Pagliacciate a parte, a farmi
innervosire più di ogni altra cosa sono stati i contributi dell’orchestra e del coro: soluzioni, armonicamente parlando, di una banalità
sconcertante, che annacquano, anzi affogano, le poche idee buone dei norvegesi.
Siamo onesti: il problema nell’ultimo album dei Dimmu Borgir non è certo l’orchestra
in sé, ma la scarsa ispirazione della band (o quello che rimane di essa). Tuttavia per me questa è stata l’occasione per realizzare una volta per tutte che la formula
metal + orchestra, vincente sulla carta, nei fatti si rivela il più
delle volte fallimentare.
Voglio escludere da questa
dissertazione quelle realtà che, fin dal principio, sono animate dalla
vocazione di integrare metal e musica classica. E’ il caso della ottima Trans-Siberian Orchestra, progetto
scaturito dalle menti di Paul O’Neill e Jon Oliva proprio per dare sfogo alle pulsioni
sinfoniche che non potevano essere espresse in seno ai Savatage: fra barocchismi assortiti, rivisitazioni di canzoni di
Natale e del repertorio di Beethoven, la Nostra, più che un’orchestra vera è
propria, è un ensemble di musicisti
di svariata provenienza che intende gettare un ponte fra i due mondi avvalendosi di componenti
mutuate sia dalla musica classica che dagli universi del rock e del metal (se non del musical...). Un altro caso a parte è la simpatica operazione "Vivaldi: The Meeting" (del 1990), patrocinata dal direttore d'orchestra Lorenzo Arruga, accompagnato per l'occasione niente meno che da sua maestà Dave Lombardo: non altro che un album di musica classica tout court (per questo indicato più ai cultori del genere che al metallaro medio) con l'ex batterista degli Slayer a folleggiare dietro a pelli e piatti. Un ulteriore fenomeno che non vorremo trattare è quello degli Apocalyptica,
che non sono proprio un’orchestra, ma un quartetto di archi nato più o meno con
le ambizioni di una cover band e che
solo successivamente ha vissuto uno sviluppo in direzione symphonic metal. Che gli esiti piacciano o
meno, si parla di musicisti con un background classico che si sono prestati
alla causa del metal. Noi invece vogliamo percorrere la corsia opposta: andare
a vedere come se la son cavata i bufali
del metal fra timpani, viole, violini, violoncelli e flauti traversi…
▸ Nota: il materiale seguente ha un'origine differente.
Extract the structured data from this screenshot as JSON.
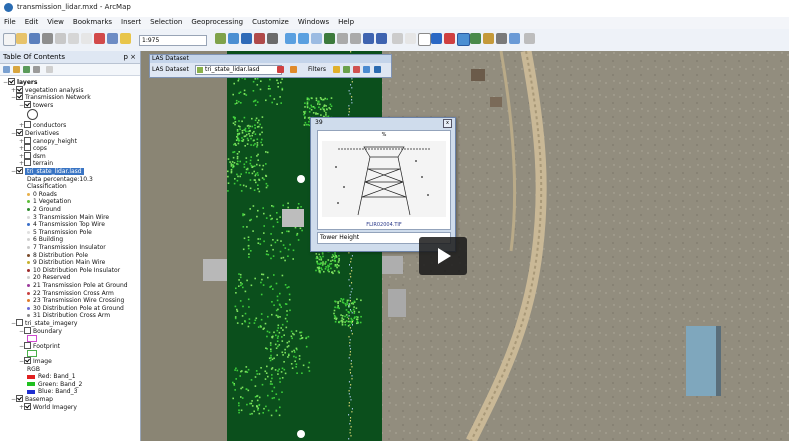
{
  "window": {
    "title": "transmission_lidar.mxd - ArcMap"
  },
  "menu": [
    "File",
    "Edit",
    "View",
    "Bookmarks",
    "Insert",
    "Selection",
    "Geoprocessing",
    "Customize",
    "Windows",
    "Help"
  ],
  "toolbar": {
    "scale": "1:975"
  },
  "toc": {
    "title": "Table Of Contents",
    "pin": "p ×",
    "items": [
      {
        "label": "layers",
        "checked": true,
        "indent": 0,
        "expand": "−",
        "bold": true
      },
      {
        "label": "vegetation analysis",
        "checked": true,
        "indent": 1,
        "expand": "+"
      },
      {
        "label": "Transmission Network",
        "checked": true,
        "indent": 1,
        "expand": "−"
      },
      {
        "label": "towers",
        "checked": true,
        "indent": 2,
        "expand": "−"
      },
      {
        "label": "",
        "indent": 3,
        "symbol": "circle"
      },
      {
        "label": "conductors",
        "checked": false,
        "indent": 2,
        "expand": "+"
      },
      {
        "label": "Derivatives",
        "checked": true,
        "indent": 1,
        "expand": "−"
      },
      {
        "label": "canopy_height",
        "checked": false,
        "indent": 2,
        "expand": "+"
      },
      {
        "label": "cops",
        "checked": false,
        "indent": 2,
        "expand": "+"
      },
      {
        "label": "dsm",
        "checked": false,
        "indent": 2,
        "expand": "+"
      },
      {
        "label": "terrain",
        "checked": false,
        "indent": 2,
        "expand": "+"
      },
      {
        "label": "tri_state_lidar.lasd",
        "checked": true,
        "indent": 1,
        "expand": "−",
        "selected": true
      },
      {
        "label": "Data percentage:10.3",
        "indent": 3
      },
      {
        "label": "Classification",
        "indent": 3
      },
      {
        "label": "0 Roads",
        "indent": 3,
        "dot": "#e8b04a"
      },
      {
        "label": "1 Vegetation",
        "indent": 3,
        "dot": "#5fbf3a"
      },
      {
        "label": "2 Ground",
        "indent": 3,
        "dot": "#2f8a2f"
      },
      {
        "label": "3 Transmission Main Wire",
        "indent": 3,
        "dot": "#d9d9d9"
      },
      {
        "label": "4 Transmission Top Wire",
        "indent": 3,
        "dot": "#3b6fc9"
      },
      {
        "label": "5 Transmission Pole",
        "indent": 3,
        "dot": "#e0e0e0"
      },
      {
        "label": "6 Building",
        "indent": 3,
        "dot": "#d0d0d0"
      },
      {
        "label": "7 Transmission Insulator",
        "indent": 3,
        "dot": "#c8c8c8"
      },
      {
        "label": "8 Distribution Pole",
        "indent": 3,
        "dot": "#7a4a2a"
      },
      {
        "label": "9 Distribution Main Wire",
        "indent": 3,
        "dot": "#c7b22f"
      },
      {
        "label": "10 Distribution Pole Insulator",
        "indent": 3,
        "dot": "#9e2b2b"
      },
      {
        "label": "20 Reserved",
        "indent": 3,
        "dot": "#cfcfcf"
      },
      {
        "label": "21 Transmission Pole at Ground",
        "indent": 3,
        "dot": "#9b3b9b"
      },
      {
        "label": "22 Transmission Cross Arm",
        "indent": 3,
        "dot": "#c94040"
      },
      {
        "label": "23 Transmission Wire Crossing",
        "indent": 3,
        "dot": "#e07b2b"
      },
      {
        "label": "30 Distribution Pole at Ground",
        "indent": 3,
        "dot": "#6b6bd6"
      },
      {
        "label": "31 Distribution Cross Arm",
        "indent": 3,
        "dot": "#8a8a8a"
      },
      {
        "label": "tri_state_imagery",
        "checked": false,
        "indent": 1,
        "expand": "−"
      },
      {
        "label": "Boundary",
        "checked": false,
        "indent": 2,
        "expand": "−"
      },
      {
        "label": "",
        "indent": 3,
        "swatch": "#ffffff",
        "border": "#d04ad0"
      },
      {
        "label": "Footprint",
        "checked": false,
        "indent": 2,
        "expand": "−"
      },
      {
        "label": "",
        "indent": 3,
        "swatch": "#ffffff",
        "border": "#4ab04a"
      },
      {
        "label": "Image",
        "checked": true,
        "indent": 2,
        "expand": "−"
      },
      {
        "label": "RGB",
        "indent": 3
      },
      {
        "label": "Red:   Band_1",
        "indent": 3,
        "swatch": "#e02020"
      },
      {
        "label": "Green: Band_2",
        "indent": 3,
        "swatch": "#20c020"
      },
      {
        "label": "Blue:  Band_3",
        "indent": 3,
        "swatch": "#2030d0"
      },
      {
        "label": "Basemap",
        "checked": true,
        "indent": 1,
        "expand": "−"
      },
      {
        "label": "World Imagery",
        "checked": true,
        "indent": 2,
        "expand": "+"
      }
    ]
  },
  "las_toolbar": {
    "title": "LAS Dataset",
    "label": "LAS Dataset",
    "dataset": "tri_state_lidar.lasd",
    "filters": "Filters"
  },
  "popup": {
    "title": "39",
    "percent": "%",
    "filename": "FLIR02004.TIF",
    "field": "Tower Height"
  },
  "colors": {
    "lidar_ground": "#0b4f1c",
    "lidar_veg": "#3ccf3a",
    "selection": "#3a75c4"
  }
}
L’album con l’orchestra (che sia registrato in studio o dal vivo) è
da sempre nel rock una ambizione che, sotto sotto, nutre ogni artista. Potersi
avvalere del contributo dell’orchestra è sia un obiettivo artistico che un traguardo importante nella propria carriera, visto che disporre del budget per permetterselo è la prova incontrovertibile di una conclamata affermazione nel mercato discografico.
Sul fronte dei live
i risultati sono stati per lo più deludenti, sia come proposta di materiale inedito
che come celebrazione in pompa magna di un repertorio pre-esistente.
Partiamo dalla preistoria, anno
1969: “Concerto for Group and Orchestra”.
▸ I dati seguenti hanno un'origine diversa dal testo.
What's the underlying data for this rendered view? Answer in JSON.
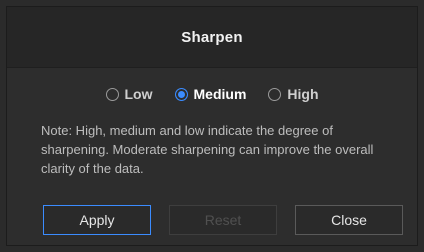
{
  "dialog": {
    "title": "Sharpen",
    "level_options": [
      {
        "label": "Low",
        "selected": false
      },
      {
        "label": "Medium",
        "selected": true
      },
      {
        "label": "High",
        "selected": false
      }
    ],
    "note": "Note: High, medium and low indicate the degree of sharpening. Moderate sharpening can improve the overall clarity of the data.",
    "buttons": {
      "apply": "Apply",
      "reset": "Reset",
      "close": "Close"
    }
  },
  "colors": {
    "accent": "#3b8cff",
    "background": "#2d2d2d",
    "titlebar": "#262626"
  }
}
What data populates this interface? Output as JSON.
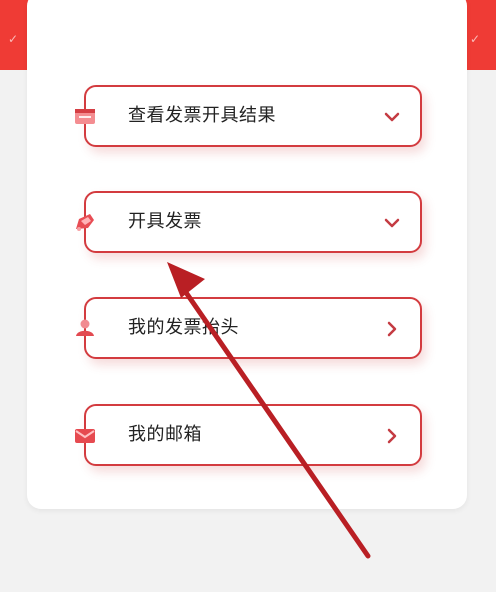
{
  "theme": {
    "accent": "#ef3b35",
    "border": "#d33b3f",
    "arrow": "#bf1f24"
  },
  "menu": {
    "items": [
      {
        "label": "查看发票开具结果",
        "icon": "invoice-result-icon",
        "indicator": "chevron-down-icon"
      },
      {
        "label": "开具发票",
        "icon": "issue-invoice-icon",
        "indicator": "chevron-down-icon"
      },
      {
        "label": "我的发票抬头",
        "icon": "invoice-title-icon",
        "indicator": "chevron-right-icon"
      },
      {
        "label": "我的邮箱",
        "icon": "mailbox-icon",
        "indicator": "chevron-right-icon"
      }
    ]
  }
}
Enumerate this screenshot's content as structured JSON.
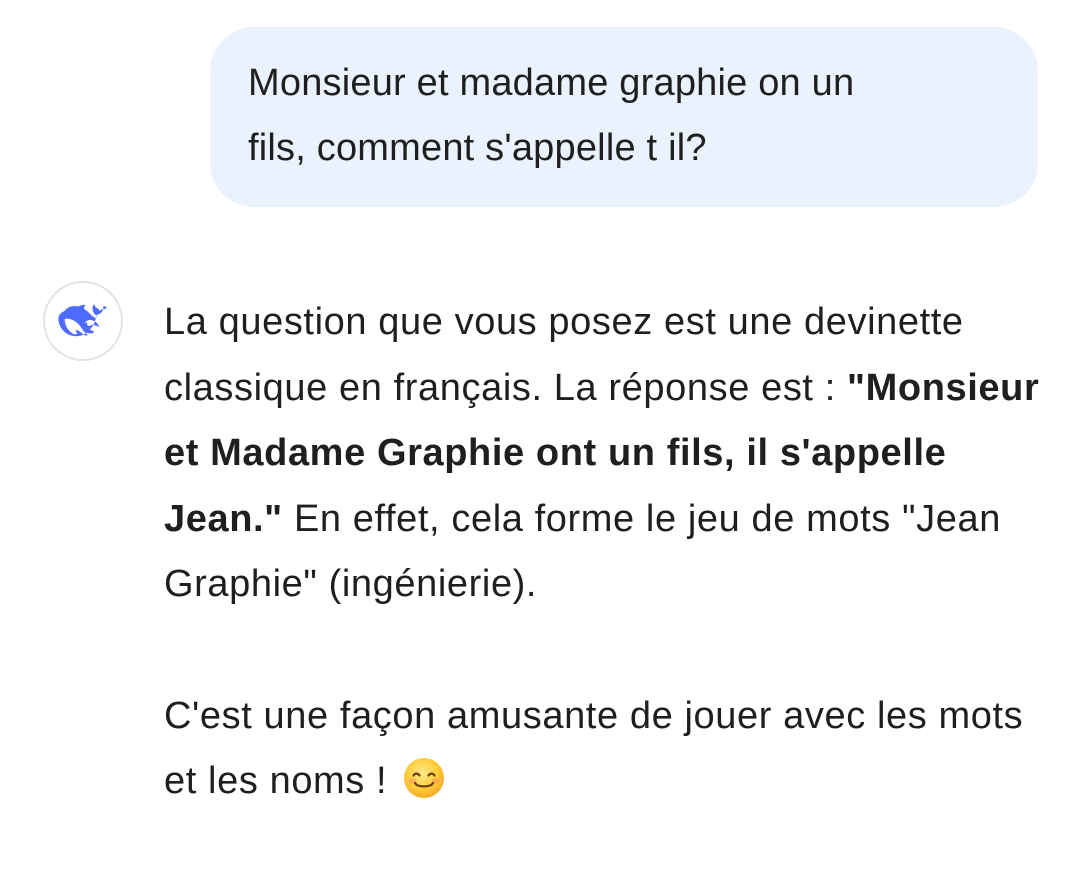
{
  "user_message": {
    "line1": "Monsieur et madame graphie on un",
    "line2": "fils, comment s'appelle t il?"
  },
  "assistant": {
    "avatar_icon": "deepseek-whale-icon",
    "accent_color": "#4d6bfe",
    "paragraph1": {
      "text_before": "La question que vous posez est une devinette classique en français. La réponse est : ",
      "bold_text": "\"Monsieur et Madame Graphie ont un fils, il s'appelle Jean.\"",
      "text_after": " En effet, cela forme le jeu de mots \"Jean Graphie\" (ingénierie)."
    },
    "paragraph2": {
      "text": "C'est une façon amusante de jouer avec les mots et les noms !",
      "emoji_icon": "smiling-face-emoji-icon"
    }
  },
  "colors": {
    "user_bubble_bg": "#eaf2fd",
    "text": "#1f1f1f"
  }
}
Sul palco c’erano i Deep Purple (ragazzi che dal vivo in quegli anni non
scherzavano) e la Royal Philarmonic
Orchestra (una delle più prestigiose in terra d’Albione). Gli arrangiamenti
furono curati da Jon Lord, uno che indubbiamente
conosceva il proprio mestiere. Dunque un capolavoro
assoluto? Macché, esso rimarrà un episodio minore (e per lo più trascurato)
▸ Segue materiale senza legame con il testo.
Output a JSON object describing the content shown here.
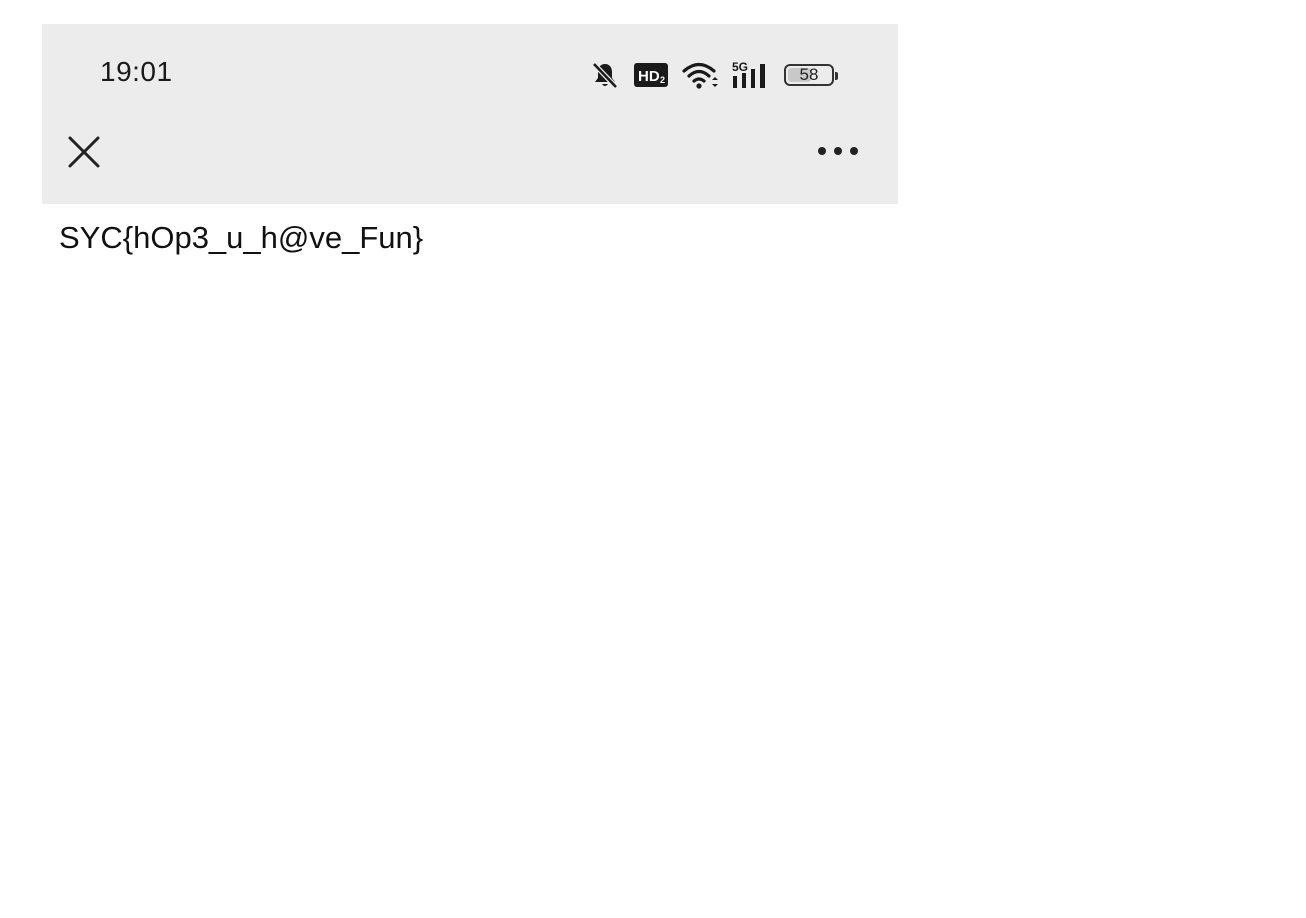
{
  "status_bar": {
    "time": "19:01",
    "icons": [
      "bell-muted-icon",
      "hd-icon",
      "wifi-icon",
      "signal-5g-icon",
      "battery-icon"
    ],
    "hd_label": "HD",
    "hd_sub": "2",
    "network_label": "5G",
    "battery_level": "58",
    "battery_fraction": 0.58
  },
  "toolbar": {
    "close_icon": "close-icon",
    "more_icon": "more-options-icon"
  },
  "content": {
    "text": "SYC{hOp3_u_h@ve_Fun}"
  },
  "colors": {
    "header_bg": "#ececec",
    "page_bg": "#ffffff",
    "text": "#111111"
  }
}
nella sfavillante discografia dei Purple. Questo perché, nonostante il talento dei musicisti,
la loro professionalità e i mezzi a disposizione, non si riuscì a superare le
difficoltà oggettive che si presentono nell’integrare due forme di musica così
diverse (difficoltà oggettive perché, per esempio, i tempi espressivi degli archi mal si
sposano con il linguaggio della chitarra elettrica o con le ritmiche di un brano
rock).
Diversi anni dopo ci avrebbe
provato anche un certo signore di nome Yngwie Malmsteen,
uno che di musica classica se ne intende. Correva l’anno 1998 e lo svedese,
spalleggiato dall’Orchestra Filarmonica
di Praga, rilasciava il live-album
“Concerto Suite for Electric Guitar and
Orchestra in E Flat Minor, Opus 1”, ma anche in questo caso il risultato
non fu esaltante: i virtuosismi del chitarrista tolti dal formato canzone perdevano
irrimediabilmente mordente ed incisività. Quelle stesse scale barocche che avevano illuminato il canzoniere metal di Yngwie, disperse fra le
partiture classiche di una orchestra, divenivano uno sfoggio di tecnica che non
poteva in nessuna maniera competere con la genialità dei compositori classici, nemmeno quelli
più sfarzosi. Il risultato fu un lavoro nella sostanza noioso che metteva in luce più i
difetti che i pregi del chitarrista svedese.
Ma
se hanno fallito gli immensi Deep Purple e persino un musicista dal forte
background classico come Malmsteen, come avrebbero potuto cavarsela altri con
minore preparazione?
Nel 1999 ci provarono anche i Metallica, che in quel periodo godevano
della massima popolarità grazie alle nefandezze di “Load” e “Reload”.
Proprio quando pareva che i Four Horsemen
non sapessero più cosa inventarsi, ecco che dal cilindro spuntò fuori “S&M”, album dal vivo registrato con
la San Francisco Symphony Orchestra,
sotto la direzione niente meno che di Michael
Kamen (mago delle colonne sonore, nonché compositore in vista nel music business con una lista di collaborazioni da paura
sul curriculum). Quindi? Quindi
niente: nemmeno in questo caso i risultati furono esaltanti, con l’orchestra in
affanno ad inseguire il dinamismo (squisitamente metal) dei classici dei
Metallica. Ovvio, il gioco può giusto funzionare con una “Nothing Else Matters” (per la quale,
fra l’altro, lo stesso Kamen aveva curato gli arrangiamenti su disco), ma con
brani come “Master of Puppets” la
sovrapposizione dell’orchestra diviene quasi urticante.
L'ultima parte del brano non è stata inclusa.